When John began this program he was interviewed by the Suburban Journal and was asked what he wanted as an outcome. John said, “"I want people to stop using the word 'retard,' because it's offensive to me and my sisters," John said. "The other outcome I would like is for people to take time and not judge them by what they look like and also get to know how cool they are." Everyone involved in this program would agree not only did John meet his goal; he gained confidence in himself, grew as a brother and a peer to his friends, and has become an ambassador and voice for children with special needs in and around his school district.

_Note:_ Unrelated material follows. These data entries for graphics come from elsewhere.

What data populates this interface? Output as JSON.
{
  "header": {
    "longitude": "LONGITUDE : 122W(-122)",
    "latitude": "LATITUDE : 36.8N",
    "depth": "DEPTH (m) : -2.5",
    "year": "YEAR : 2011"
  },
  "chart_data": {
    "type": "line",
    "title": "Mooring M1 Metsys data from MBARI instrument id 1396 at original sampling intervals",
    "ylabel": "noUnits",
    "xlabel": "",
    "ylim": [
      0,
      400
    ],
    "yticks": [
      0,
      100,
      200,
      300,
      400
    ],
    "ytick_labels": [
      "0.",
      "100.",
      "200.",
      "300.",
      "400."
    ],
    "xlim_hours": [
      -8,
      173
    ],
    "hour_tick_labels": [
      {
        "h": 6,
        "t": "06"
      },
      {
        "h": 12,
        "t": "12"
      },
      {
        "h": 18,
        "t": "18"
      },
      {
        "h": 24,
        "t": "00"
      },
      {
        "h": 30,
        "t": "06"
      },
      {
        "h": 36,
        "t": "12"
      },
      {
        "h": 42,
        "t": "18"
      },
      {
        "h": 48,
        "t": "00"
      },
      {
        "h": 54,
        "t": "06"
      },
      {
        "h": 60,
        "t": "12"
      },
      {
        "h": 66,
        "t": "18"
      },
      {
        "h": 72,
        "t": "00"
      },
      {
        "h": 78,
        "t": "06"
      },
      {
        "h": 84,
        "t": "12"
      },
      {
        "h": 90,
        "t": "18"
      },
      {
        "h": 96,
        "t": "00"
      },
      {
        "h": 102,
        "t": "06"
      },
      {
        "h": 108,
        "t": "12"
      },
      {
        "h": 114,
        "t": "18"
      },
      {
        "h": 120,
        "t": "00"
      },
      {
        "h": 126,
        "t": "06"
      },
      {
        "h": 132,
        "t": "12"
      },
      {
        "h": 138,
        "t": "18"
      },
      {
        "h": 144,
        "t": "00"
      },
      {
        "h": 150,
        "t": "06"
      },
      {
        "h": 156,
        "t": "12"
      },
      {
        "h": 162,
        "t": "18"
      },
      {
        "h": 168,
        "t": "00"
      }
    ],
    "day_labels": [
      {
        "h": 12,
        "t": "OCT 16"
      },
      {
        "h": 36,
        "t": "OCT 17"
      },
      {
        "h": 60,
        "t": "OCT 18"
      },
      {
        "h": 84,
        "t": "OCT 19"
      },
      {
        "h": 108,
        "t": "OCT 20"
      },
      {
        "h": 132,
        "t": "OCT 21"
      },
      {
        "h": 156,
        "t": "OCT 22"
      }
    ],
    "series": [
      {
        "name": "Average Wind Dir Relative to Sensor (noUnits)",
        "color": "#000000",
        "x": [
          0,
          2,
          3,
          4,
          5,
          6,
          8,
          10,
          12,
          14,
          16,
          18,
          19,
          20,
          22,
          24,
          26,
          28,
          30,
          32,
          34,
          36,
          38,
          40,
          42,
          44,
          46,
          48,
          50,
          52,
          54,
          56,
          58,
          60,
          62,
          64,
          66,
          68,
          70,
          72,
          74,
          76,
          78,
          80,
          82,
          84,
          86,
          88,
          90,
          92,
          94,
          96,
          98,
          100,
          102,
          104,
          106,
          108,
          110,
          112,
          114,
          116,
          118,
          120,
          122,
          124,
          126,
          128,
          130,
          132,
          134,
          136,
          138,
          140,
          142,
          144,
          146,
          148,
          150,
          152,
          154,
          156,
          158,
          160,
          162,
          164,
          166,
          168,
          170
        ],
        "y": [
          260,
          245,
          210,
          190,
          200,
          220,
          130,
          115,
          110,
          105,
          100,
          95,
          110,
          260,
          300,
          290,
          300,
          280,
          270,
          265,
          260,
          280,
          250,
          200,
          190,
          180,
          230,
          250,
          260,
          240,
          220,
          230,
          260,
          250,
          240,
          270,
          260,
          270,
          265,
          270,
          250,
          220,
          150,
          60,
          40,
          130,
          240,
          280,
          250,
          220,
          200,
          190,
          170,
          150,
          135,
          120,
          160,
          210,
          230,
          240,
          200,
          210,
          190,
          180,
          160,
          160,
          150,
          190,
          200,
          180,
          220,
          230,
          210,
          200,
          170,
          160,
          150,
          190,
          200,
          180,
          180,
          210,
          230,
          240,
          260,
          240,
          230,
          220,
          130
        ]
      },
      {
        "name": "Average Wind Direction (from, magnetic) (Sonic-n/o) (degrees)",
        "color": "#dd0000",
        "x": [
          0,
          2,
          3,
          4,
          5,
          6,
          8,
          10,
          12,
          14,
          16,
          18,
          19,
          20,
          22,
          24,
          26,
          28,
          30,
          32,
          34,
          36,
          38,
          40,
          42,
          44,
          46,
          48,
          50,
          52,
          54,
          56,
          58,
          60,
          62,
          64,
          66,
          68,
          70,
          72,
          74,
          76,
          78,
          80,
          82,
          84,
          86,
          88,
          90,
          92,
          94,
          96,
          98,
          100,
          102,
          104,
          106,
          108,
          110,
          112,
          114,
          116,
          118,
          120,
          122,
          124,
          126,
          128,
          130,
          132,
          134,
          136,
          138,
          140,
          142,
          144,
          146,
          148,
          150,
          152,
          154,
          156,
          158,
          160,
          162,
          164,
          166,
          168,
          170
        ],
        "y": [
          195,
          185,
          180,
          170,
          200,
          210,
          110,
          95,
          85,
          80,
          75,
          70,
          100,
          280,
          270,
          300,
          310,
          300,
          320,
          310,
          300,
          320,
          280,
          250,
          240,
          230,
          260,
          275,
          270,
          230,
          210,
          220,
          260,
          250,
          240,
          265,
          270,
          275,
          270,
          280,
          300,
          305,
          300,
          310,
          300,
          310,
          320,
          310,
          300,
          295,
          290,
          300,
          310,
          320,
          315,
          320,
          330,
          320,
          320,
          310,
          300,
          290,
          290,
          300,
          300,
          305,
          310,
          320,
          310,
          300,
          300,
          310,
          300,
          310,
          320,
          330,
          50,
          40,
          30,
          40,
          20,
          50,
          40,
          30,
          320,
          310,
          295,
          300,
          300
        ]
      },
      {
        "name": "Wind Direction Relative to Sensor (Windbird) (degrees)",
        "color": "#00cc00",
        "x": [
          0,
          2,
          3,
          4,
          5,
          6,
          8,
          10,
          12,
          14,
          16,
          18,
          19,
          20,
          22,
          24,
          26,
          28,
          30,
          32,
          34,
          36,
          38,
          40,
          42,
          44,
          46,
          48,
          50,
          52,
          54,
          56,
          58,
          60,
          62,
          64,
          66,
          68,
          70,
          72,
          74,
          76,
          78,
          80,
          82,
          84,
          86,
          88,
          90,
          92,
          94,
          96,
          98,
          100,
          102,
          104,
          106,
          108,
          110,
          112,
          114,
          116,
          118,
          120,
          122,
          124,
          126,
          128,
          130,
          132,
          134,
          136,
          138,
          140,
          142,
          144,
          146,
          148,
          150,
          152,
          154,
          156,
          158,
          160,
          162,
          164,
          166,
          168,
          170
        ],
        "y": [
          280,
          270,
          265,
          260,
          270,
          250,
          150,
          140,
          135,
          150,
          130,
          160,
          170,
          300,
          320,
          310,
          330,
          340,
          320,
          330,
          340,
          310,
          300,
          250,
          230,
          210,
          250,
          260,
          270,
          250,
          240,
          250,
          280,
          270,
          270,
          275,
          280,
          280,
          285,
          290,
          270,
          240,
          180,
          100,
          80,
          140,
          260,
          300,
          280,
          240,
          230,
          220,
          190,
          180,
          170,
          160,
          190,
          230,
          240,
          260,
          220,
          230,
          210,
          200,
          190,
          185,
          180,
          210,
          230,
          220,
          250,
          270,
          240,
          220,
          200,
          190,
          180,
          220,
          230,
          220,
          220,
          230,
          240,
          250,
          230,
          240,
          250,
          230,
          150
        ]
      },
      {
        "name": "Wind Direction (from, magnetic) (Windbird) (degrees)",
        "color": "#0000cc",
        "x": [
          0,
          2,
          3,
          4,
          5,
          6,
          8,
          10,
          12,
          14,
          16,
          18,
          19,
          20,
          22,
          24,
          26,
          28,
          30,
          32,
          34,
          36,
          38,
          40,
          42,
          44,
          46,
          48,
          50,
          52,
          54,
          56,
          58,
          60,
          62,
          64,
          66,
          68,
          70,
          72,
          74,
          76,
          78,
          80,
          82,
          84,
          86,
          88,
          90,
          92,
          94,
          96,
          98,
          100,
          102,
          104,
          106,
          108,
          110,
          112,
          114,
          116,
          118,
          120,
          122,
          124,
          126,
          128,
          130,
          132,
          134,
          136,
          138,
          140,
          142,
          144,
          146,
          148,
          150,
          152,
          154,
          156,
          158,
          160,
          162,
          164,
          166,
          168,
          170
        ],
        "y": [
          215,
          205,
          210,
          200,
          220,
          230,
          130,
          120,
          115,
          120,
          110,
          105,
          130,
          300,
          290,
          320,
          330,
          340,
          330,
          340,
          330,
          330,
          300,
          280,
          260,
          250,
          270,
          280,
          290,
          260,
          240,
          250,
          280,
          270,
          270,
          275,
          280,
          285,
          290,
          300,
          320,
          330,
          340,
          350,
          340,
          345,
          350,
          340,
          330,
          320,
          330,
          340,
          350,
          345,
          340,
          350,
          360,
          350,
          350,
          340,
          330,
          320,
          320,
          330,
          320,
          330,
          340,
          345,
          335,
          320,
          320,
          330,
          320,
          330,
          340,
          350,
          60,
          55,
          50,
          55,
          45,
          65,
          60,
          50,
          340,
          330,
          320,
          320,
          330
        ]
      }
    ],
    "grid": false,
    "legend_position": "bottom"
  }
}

Stefanie and Roger Maucher agree that sometimes as parents, they focus on protecting their girls, and forget how their other children are affected. Stefanie says, “I am proud of John for standing up and being a voice for not only our girls, but other children with special needs as well. His sisters have made him who he is and his love, spirit, compassion, and Christian ways have shined through to have a positive impact on many people this year. We are excited to see what next year holds for John, Spencer and their sisters. We are in this educational adventure together; we stand together as a family and support each other when needed. The support of the Pujols Family Foundation was a vital part of this program's success.”